Researchers solve Century-Old Evolutionary Riddle

Two evolutionary biologists when met for the first time four-and-half years ago, they decided to carry out an experiment to solve a century-old evolutionary riddle, and now it seems that the duo have an answer to it.

The duo was looking for a gene that helped make each species look unique and separate from each other. At their first meeting, Phadnis, who now leads a research team at the University of Utah, sketched out the experiment’s parameters and planned to mutate one of the fly species, thus allowing males to be born.

For this they needed to find seven male flies to identify the mystery gene’s identity. The scientists called the elusive sons as the Seven Samurai.

About six months later they found zero samurai flies, and about a year later they found that the team has mated around 55,000 mother and mutant father pairs, sifted through 330,000 daughter flies and found six precious sons.

“We were joking at that point that the six [insect] males we had in the freezer were more valuable than Nitin’s and my cars, given the amount of effort and time that had gone into it”, Malik said.
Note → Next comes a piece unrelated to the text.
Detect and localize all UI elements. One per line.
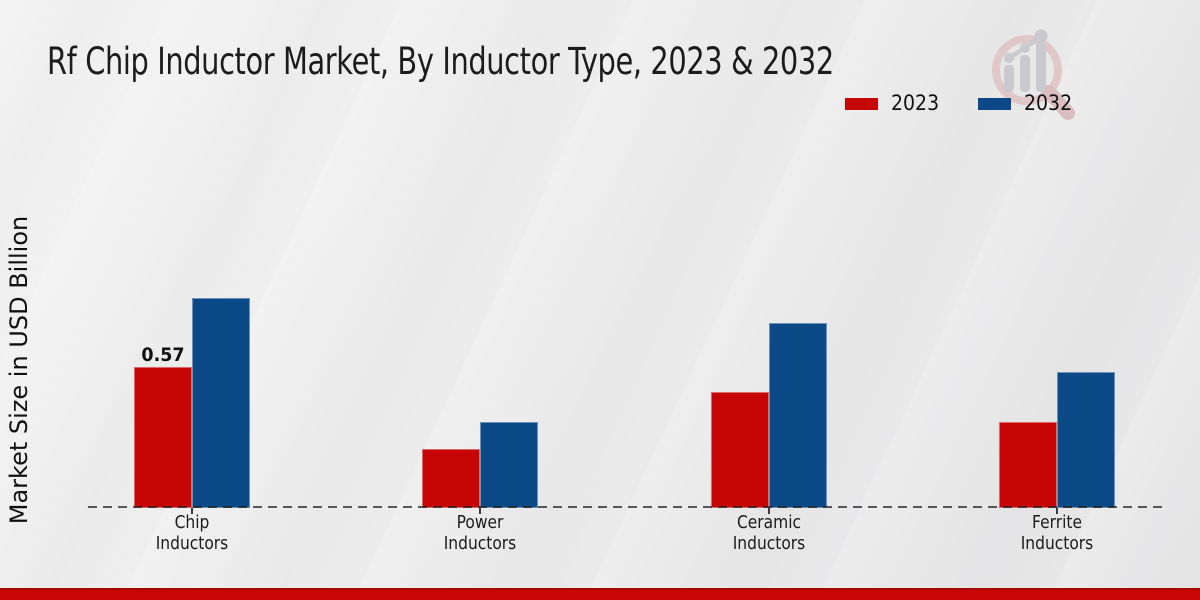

They said they never found that seventh samurai, but along with geneticists Drs. Jacob Kitzman, of the University of Michigan, and Jay Shendure, of the University of Washington, Phadnis came to know that all six males had mutations in the same, single gene.

Malik said this was the answer they were looking for. The garbled-looking acronym gfzf, the gene is normally important for regulating the cell cycle, where each cell divides into two, he said.